Both players played down the incident, but Waddell’s ungraded charge means he is facing a potentially lengthy ban given grade 3 dangerous contact typically carries a three-week suspension.
The 25-year-old’s loading from prior offenses do not come into consideration given his case is a direct judicial referral, which the match review committee has deemed beyond a grade 3 charge – the highest it can issue.
Canterbury has until midday Tuesday to enter a plea before a judiciary hearing that evening, with Waddell adamant that “once I realized [his hand] was on his face I released it.
“Obviously my hand wasn’t in the best position and once I realized it was on his face I released it,” Waddell said.
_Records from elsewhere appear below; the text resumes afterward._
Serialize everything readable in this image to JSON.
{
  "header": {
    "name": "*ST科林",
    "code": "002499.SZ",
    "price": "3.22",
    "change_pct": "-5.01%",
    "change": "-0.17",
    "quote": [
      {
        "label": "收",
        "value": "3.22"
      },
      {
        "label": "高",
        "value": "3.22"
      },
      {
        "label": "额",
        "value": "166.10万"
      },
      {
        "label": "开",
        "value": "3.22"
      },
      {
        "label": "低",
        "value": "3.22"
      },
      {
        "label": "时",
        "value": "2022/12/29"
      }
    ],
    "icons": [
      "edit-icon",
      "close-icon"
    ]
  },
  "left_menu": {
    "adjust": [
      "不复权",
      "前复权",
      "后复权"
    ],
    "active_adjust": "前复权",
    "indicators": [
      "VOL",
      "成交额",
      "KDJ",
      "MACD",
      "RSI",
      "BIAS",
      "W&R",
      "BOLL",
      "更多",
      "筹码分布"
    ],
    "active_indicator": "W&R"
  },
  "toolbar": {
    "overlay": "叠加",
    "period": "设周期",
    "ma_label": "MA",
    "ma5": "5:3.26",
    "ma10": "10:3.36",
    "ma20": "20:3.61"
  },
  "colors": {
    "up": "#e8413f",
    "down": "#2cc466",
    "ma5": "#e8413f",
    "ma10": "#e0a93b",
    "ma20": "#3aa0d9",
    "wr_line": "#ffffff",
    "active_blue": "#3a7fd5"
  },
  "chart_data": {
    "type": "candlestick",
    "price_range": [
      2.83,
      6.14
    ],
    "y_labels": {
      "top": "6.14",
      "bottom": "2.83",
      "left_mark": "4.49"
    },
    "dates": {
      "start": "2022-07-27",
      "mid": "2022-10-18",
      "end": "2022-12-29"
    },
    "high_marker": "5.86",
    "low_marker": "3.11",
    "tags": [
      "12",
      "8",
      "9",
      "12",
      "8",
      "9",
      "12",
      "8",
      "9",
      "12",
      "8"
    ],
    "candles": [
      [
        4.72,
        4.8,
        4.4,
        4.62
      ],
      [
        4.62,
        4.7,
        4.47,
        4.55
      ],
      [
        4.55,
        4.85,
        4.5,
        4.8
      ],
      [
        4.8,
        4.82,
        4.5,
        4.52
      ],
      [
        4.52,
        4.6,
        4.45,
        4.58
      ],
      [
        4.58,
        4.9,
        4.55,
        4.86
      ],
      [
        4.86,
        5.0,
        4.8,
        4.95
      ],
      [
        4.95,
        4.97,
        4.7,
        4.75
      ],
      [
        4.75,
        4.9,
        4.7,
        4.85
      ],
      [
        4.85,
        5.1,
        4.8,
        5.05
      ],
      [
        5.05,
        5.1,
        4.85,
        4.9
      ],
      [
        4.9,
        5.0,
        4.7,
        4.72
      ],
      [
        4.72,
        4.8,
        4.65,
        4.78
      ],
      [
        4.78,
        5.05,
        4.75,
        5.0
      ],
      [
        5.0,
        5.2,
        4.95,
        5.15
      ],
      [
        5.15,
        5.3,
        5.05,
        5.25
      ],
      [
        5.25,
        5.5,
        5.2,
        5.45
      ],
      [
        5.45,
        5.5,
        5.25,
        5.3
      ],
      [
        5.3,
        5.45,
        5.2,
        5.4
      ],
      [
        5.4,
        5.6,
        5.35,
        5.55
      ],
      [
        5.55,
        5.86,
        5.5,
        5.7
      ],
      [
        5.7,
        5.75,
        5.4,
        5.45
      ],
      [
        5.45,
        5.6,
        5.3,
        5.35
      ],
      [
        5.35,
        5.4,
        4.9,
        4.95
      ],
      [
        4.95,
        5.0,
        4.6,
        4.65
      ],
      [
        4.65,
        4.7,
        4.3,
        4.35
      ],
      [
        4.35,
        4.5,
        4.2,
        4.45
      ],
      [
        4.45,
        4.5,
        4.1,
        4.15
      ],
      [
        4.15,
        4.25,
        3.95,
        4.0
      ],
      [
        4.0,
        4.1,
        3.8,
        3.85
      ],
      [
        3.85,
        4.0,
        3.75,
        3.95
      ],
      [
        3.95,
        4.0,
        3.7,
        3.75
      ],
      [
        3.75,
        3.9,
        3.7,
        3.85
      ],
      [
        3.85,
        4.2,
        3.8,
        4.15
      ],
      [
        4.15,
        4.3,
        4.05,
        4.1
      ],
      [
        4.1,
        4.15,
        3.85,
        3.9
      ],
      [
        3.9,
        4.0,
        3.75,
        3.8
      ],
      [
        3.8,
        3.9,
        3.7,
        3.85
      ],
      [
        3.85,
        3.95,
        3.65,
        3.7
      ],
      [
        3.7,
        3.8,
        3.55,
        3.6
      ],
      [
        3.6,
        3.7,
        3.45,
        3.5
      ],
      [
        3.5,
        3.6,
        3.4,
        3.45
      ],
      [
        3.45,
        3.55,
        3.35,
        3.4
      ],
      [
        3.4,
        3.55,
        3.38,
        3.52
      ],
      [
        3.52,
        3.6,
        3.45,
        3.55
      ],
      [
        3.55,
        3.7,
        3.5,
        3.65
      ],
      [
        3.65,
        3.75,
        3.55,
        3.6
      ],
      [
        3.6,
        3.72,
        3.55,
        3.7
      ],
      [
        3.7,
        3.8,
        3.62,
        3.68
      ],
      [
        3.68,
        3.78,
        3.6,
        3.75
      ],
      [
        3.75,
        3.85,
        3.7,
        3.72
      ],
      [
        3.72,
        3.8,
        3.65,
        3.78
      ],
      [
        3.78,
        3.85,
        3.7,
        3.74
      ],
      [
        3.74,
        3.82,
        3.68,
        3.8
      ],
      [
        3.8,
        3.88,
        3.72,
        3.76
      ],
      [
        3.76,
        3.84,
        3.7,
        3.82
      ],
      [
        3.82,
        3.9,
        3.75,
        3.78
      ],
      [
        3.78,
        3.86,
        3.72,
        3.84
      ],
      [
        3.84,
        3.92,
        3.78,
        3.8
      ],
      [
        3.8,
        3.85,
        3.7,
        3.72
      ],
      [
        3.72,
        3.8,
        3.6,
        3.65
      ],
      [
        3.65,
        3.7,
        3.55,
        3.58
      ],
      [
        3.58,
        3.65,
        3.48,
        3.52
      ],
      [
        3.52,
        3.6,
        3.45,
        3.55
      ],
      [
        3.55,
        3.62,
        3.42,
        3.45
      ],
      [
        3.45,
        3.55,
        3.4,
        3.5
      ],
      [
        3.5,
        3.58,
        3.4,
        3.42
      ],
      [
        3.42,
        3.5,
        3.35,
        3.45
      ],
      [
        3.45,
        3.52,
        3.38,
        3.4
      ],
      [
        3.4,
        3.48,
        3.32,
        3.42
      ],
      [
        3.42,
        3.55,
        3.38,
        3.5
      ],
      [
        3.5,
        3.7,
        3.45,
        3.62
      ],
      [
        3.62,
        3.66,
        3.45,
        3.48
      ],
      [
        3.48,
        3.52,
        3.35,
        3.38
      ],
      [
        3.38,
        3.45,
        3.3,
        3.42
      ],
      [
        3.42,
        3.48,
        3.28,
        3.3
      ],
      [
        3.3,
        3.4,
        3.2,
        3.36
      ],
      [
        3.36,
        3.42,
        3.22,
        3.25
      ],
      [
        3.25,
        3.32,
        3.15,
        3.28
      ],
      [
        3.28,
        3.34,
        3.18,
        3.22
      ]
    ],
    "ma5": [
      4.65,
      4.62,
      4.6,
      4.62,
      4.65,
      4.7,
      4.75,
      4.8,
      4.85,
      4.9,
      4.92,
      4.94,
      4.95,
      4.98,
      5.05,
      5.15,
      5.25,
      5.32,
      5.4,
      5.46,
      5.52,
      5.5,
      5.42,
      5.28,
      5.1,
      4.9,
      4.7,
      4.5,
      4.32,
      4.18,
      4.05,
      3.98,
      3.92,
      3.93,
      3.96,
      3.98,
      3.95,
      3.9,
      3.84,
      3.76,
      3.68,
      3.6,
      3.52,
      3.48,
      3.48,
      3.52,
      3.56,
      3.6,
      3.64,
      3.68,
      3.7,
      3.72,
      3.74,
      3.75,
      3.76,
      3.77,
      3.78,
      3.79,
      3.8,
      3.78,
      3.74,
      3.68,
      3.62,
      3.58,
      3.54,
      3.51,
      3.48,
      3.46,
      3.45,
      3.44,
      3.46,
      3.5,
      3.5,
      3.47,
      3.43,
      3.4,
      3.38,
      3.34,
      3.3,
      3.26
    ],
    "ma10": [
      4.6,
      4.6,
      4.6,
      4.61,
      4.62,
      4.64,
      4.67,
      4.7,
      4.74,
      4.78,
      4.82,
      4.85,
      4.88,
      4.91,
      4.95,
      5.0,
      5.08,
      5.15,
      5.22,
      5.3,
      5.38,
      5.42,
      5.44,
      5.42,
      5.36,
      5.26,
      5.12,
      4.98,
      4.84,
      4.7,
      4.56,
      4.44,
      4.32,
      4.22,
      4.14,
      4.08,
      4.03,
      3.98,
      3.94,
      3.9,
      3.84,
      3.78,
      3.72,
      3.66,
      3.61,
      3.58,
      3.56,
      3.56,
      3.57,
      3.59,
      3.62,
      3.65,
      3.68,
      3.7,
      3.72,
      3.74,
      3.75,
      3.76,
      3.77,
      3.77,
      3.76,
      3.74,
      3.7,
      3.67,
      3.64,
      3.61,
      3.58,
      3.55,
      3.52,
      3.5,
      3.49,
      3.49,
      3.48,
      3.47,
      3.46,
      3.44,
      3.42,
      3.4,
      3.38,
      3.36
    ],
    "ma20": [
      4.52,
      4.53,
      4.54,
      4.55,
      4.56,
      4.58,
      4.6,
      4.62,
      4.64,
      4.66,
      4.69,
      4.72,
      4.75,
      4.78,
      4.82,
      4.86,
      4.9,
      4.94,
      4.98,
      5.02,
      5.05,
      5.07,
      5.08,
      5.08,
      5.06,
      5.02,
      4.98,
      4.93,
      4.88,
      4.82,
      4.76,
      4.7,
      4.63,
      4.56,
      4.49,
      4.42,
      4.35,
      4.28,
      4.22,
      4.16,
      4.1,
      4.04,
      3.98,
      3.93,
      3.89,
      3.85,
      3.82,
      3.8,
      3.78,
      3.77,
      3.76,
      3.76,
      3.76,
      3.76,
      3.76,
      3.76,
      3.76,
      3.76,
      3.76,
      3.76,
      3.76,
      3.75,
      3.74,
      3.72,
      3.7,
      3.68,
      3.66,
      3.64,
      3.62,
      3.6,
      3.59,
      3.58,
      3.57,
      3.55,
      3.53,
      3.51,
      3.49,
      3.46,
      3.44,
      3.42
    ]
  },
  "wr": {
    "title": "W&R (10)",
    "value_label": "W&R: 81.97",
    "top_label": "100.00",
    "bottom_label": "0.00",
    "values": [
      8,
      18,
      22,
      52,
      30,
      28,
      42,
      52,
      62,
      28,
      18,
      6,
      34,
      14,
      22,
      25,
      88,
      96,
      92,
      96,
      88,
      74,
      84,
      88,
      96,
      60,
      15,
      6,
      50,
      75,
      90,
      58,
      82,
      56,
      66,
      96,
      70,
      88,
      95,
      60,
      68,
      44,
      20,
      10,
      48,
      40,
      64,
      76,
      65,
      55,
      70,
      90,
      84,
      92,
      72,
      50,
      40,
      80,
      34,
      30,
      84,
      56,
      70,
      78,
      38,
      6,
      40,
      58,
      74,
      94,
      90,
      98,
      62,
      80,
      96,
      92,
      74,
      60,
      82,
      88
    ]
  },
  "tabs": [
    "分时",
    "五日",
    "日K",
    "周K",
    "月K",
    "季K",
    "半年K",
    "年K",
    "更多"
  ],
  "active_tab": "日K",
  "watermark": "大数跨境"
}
“It wasn’t intentional. I just went to get my arm over and push him on his back. He blew up a bit and I didn’t realize what he was blowing up for. I didn’t think my fingers were in his eyes or anything like that.
“I didn’t go on with the motion … My hand was in the wrong spot so a penalty was fair enough but hopefully that’s all [the match review committee] see.”
Fa’asuamaleaui complained immediately to referee Ben Cummins following the incident, but accepted after full time that the contact was not deliberate.
“It’s just footy. Sometimes your hand goes somewhere you don’t know where it is.
“It happened to be on my forehead and hit my eye, but it’s accidental.”
Finucane will also challenge a grade 3 dangerous contact charge for the heavy contact that left Penrith’s Stephen Crichton concussed and sporting a gruesome cut to his ear.
Finucane was not penalized by on-field officials for what referee Ashley Klein initially dubbed “a head clash”. The Sharks will challenge the match review committee’s charge with Nick Ghabar representing Finucane, risking a three-game ban if unsuccessful.